Capire i sintomi dell’Alzheimer prima che la malattia si manifesti, un passo avanti per la medicina grazie allo studio coordinato dalla Scuola Superiore Sant’Anna di Pisa, in collaborazione con l’Azienda Ospedaliero Universitaria Careggi e l’Università degli Studi di Firenze.
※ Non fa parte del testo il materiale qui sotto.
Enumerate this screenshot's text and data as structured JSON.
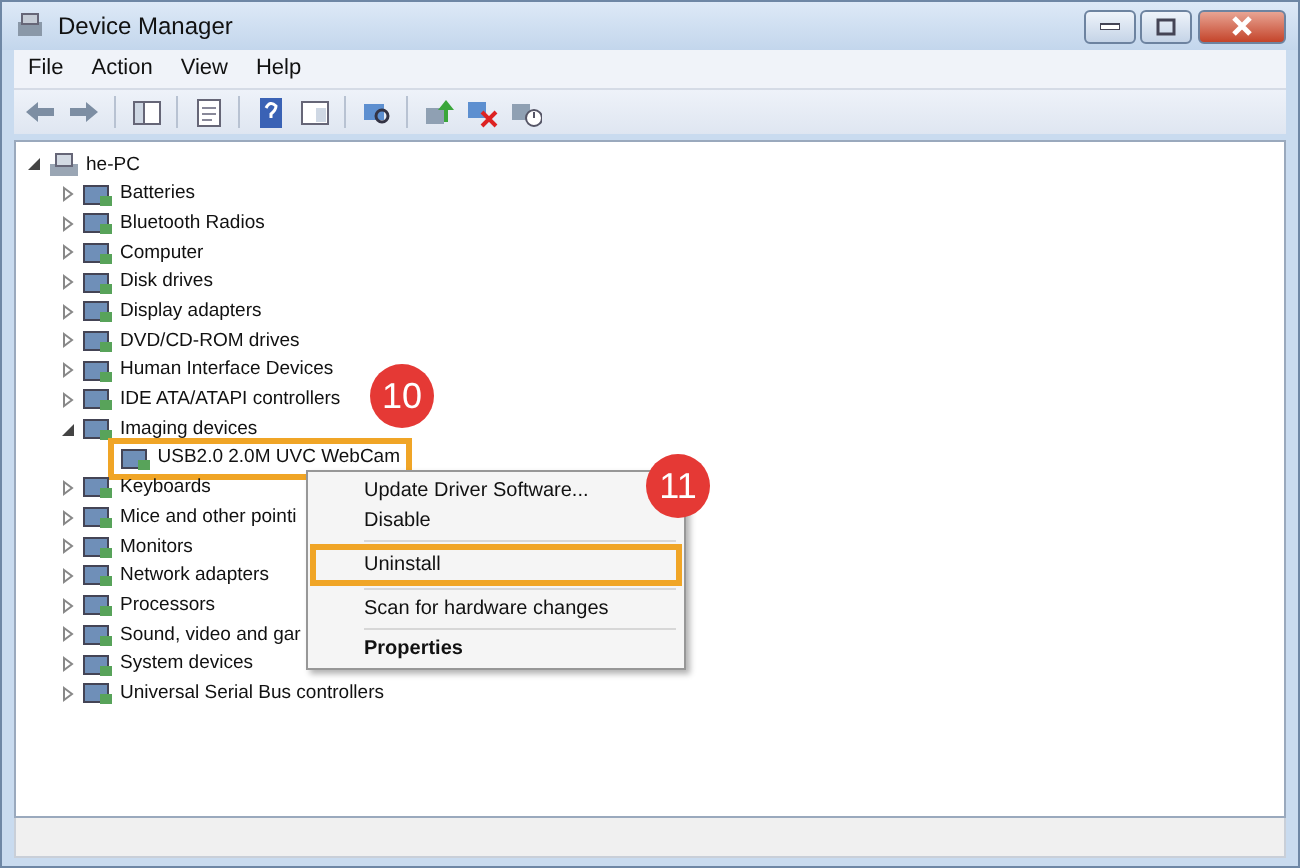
{
  "window": {
    "title": "Device Manager"
  },
  "menu_bar": [
    "File",
    "Action",
    "View",
    "Help"
  ],
  "tree": [
    {
      "label": "he-PC",
      "expanded": true,
      "children": [
        {
          "label": "Batteries",
          "expanded": false
        },
        {
          "label": "Bluetooth Radios",
          "expanded": false
        },
        {
          "label": "Computer",
          "expanded": false
        },
        {
          "label": "Disk drives",
          "expanded": false
        },
        {
          "label": "Display adapters",
          "expanded": false
        },
        {
          "label": "DVD/CD-ROM drives",
          "expanded": false
        },
        {
          "label": "Human Interface Devices",
          "expanded": false
        },
        {
          "label": "IDE ATA/ATAPI controllers",
          "expanded": false
        },
        {
          "label": "Imaging devices",
          "expanded": true,
          "children": [
            {
              "label": "USB2.0 2.0M UVC WebCam",
              "highlighted": true
            }
          ]
        },
        {
          "label": "Keyboards",
          "expanded": false
        },
        {
          "label": "Mice and other pointi",
          "expanded": false
        },
        {
          "label": "Monitors",
          "expanded": false
        },
        {
          "label": "Network adapters",
          "expanded": false
        },
        {
          "label": "Processors",
          "expanded": false
        },
        {
          "label": "Sound, video and gar",
          "expanded": false
        },
        {
          "label": "System devices",
          "expanded": false
        },
        {
          "label": "Universal Serial Bus controllers",
          "expanded": false
        }
      ]
    }
  ],
  "context_menu": [
    {
      "label": "Update Driver Software...",
      "bold": false,
      "highlighted": false
    },
    {
      "label": "Disable",
      "bold": false,
      "highlighted": false
    },
    {
      "label": "Uninstall",
      "bold": false,
      "highlighted": true
    },
    {
      "label": "Scan for hardware changes",
      "bold": false,
      "highlighted": false
    },
    {
      "label": "Properties",
      "bold": true,
      "highlighted": false
    }
  ],
  "step_badges": [
    "10",
    "11"
  ]
}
Si parla di un nuovo metodo che combina  modelli matematici ed elettroencefalogramma per riconoscere sempre più precocemente l’insorgere della patologia,  aprendo la strada a nuove tecniche diagnostiche che potranno supportare i medici nella pratica clinica.

Lo studio, dal titolo ‘Digital Twins and Non-Invasive Recordings Enable Early Diagnosis of Alzheimer’s Disease’ è stato pubblicato sulla rivista Alzheimer’s Research & Therapy. “Non solo saremo in grado in grado di fornire una previsione sempre più affidabile del rischio di sviluppare l’Alzheimer in persone che non hanno ancora evidenti sintomi clinici, ma siamo riusciti a farlo con un metodo completamente nuovo, potenzialmente molto più semplice da utilizzare per ospedali e pazienti rispetto ai metodi attualmente in uso”, dichiara Alberto Mazzoni, professore associato di Bioingegneria presso l’Istituto di Biorobotica della Scuola Sant’Anna e coordinatore dello studio.
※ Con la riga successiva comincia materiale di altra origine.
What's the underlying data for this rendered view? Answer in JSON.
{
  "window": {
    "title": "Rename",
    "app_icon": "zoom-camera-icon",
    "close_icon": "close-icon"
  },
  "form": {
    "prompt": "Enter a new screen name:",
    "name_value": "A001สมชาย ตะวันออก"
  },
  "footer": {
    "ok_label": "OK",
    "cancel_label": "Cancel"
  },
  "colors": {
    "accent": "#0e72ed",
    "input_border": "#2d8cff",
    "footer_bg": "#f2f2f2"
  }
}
“La tecnologia è promettente”, afferma Valentina Bessi, responsabile del Centro per i disturbi cognitivi e le demenze dell’Azienda Ospedaliero Universitaria Careggi di Firenze e professoressa associata di Neurologia presso l’Università di Firenze. “Identificare l’Alzheimer quando i segni clinici sono ancora lievi, ma sono già presenti alterazioni biologiche, è oggi considerato fondamentale. La diagnosi precoce sta aprendo nuove possibilità di intervento, consentendo l’accesso a trattamenti innovativi che potrebbero rallentare la progressione della malattia e migliorare la qualità della vita”.

Lo studio

Finora l’unico modo per capire se eventuali vuoti di memoria siano i primi segnali dell’Alzheimer è ricorrere a esami complessi come la PET cerebrale o l’esame del liquido cerebro-spinale.
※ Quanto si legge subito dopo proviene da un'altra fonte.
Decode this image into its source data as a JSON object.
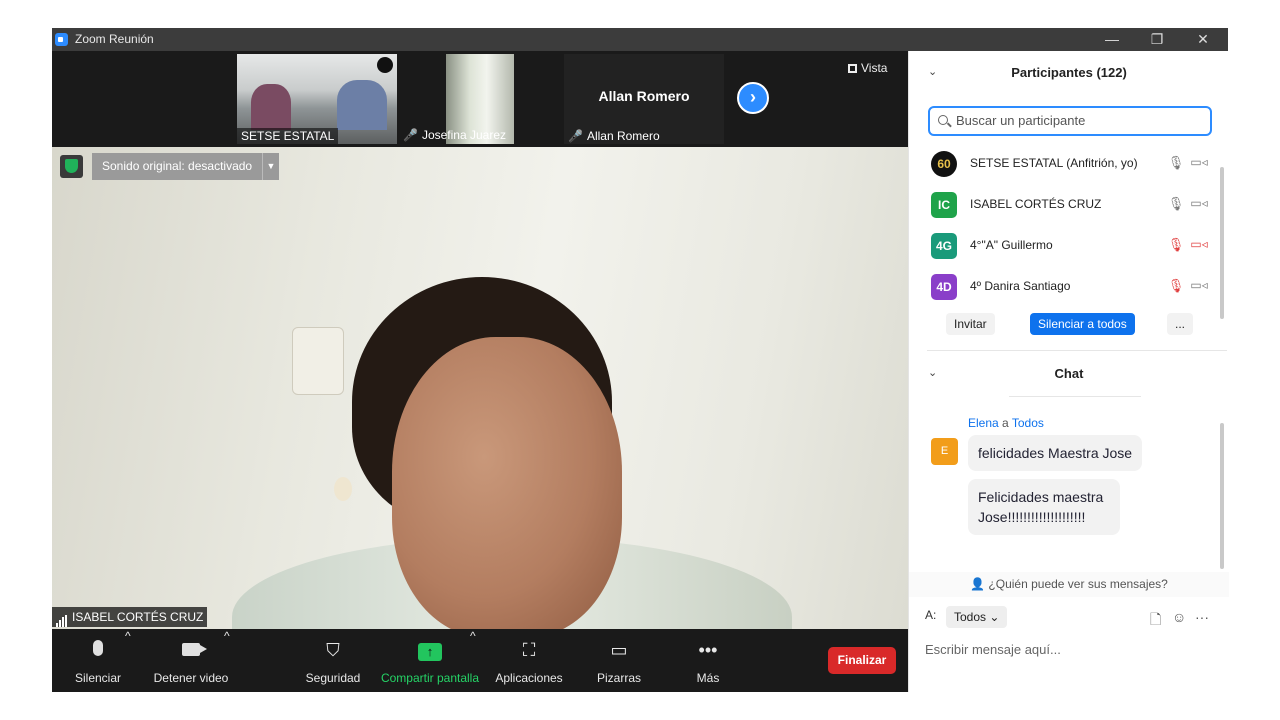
{
  "window": {
    "title": "Zoom Reunión",
    "controls": [
      "—",
      "❐",
      "✕"
    ]
  },
  "thumbnails": [
    {
      "name": "SETSE ESTATAL"
    },
    {
      "name": "Josefina Juarez"
    },
    {
      "name": "Allan Romero",
      "big_name": "Allan Romero"
    }
  ],
  "view": {
    "label": "Vista"
  },
  "video": {
    "sound_original": "Sonido original: desactivado",
    "speaker": "ISABEL CORTÉS CRUZ"
  },
  "toolbar": {
    "mute": "Silenciar",
    "stop_video": "Detener video",
    "security": "Seguridad",
    "share": "Compartir pantalla",
    "apps": "Aplicaciones",
    "whiteboards": "Pizarras",
    "more": "Más",
    "end": "Finalizar"
  },
  "participants": {
    "title": "Participantes (122)",
    "search_placeholder": "Buscar un participante",
    "items": [
      {
        "initials": "60",
        "name": "SETSE ESTATAL (Anfitrión, yo)",
        "color": "#111111",
        "mic_muted": false,
        "cam_off": false
      },
      {
        "initials": "IC",
        "name": "ISABEL CORTÉS CRUZ",
        "color": "#1fa34a",
        "mic_muted": false,
        "cam_off": false
      },
      {
        "initials": "4G",
        "name": "4°\"A\" Guillermo",
        "color": "#1a9a7a",
        "mic_muted": true,
        "cam_off": true
      },
      {
        "initials": "4D",
        "name": "4º Danira Santiago",
        "color": "#8a3ec9",
        "mic_muted": true,
        "cam_off": false
      }
    ],
    "invite": "Invitar",
    "mute_all": "Silenciar a todos",
    "more": "..."
  },
  "chat": {
    "title": "Chat",
    "sender": "Elena",
    "to_word": "a",
    "recipient": "Todos",
    "avatar_initial": "E",
    "messages": [
      "felicidades Maestra Jose",
      "Felicidades maestra Jose!!!!!!!!!!!!!!!!!!!!"
    ],
    "who_can_see": "¿Quién puede ver sus mensajes?",
    "to_label": "A:",
    "to_value": "Todos",
    "input_placeholder": "Escribir mensaje aquí..."
  },
  "colors": {
    "accent": "#0e72ed",
    "end": "#d92929",
    "share": "#22c55e"
  }
}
Nello studio sono stati analizzati i dati di 124 persone, di cui 86 con lievi disturbi cognitivi solo soggettivi. Il metodo ha consentito di predire nell’88% dei casi l’esito dell’esame del liquido cerebro-spinale basandosi solo sull’elettroencefalogramma.  “Abbiamo utilizzato un modello matematico che descrive il cambiamento dell’attività del cervello al progredire dell’Alzheimer per investigare i segnali che annunciano l’inizio della malattia – spiega Lorenzo Gaetano Amato, studente del corso PhD in Biorobotica della Scuola Sant’Anna e autore principale della scoperta – Il passo successivo è stato quello di analizzare l’attività cerebrale di oltre cento anziani con lievi problemi di memoria tramite una semplice registrazione dell’elettroencefalogramma. Combinando queste analisi, per ognuno di loro è stato sviluppata una versione personalizzata del modello del cervello che ci ha consentito di capire quali di loro fossero a rischio di sviluppare l’Alzheimer”.

“Naturalmente si tratta di numeri non molto grandi – si spiega – e soprattutto di un tempo di osservazione relativamente limitato per fenomeni che richiedono anni a svilupparsi, quindi sarà necessario ampliare i dati a disposizione e continuare a seguire i pazienti nei prossimi anni”.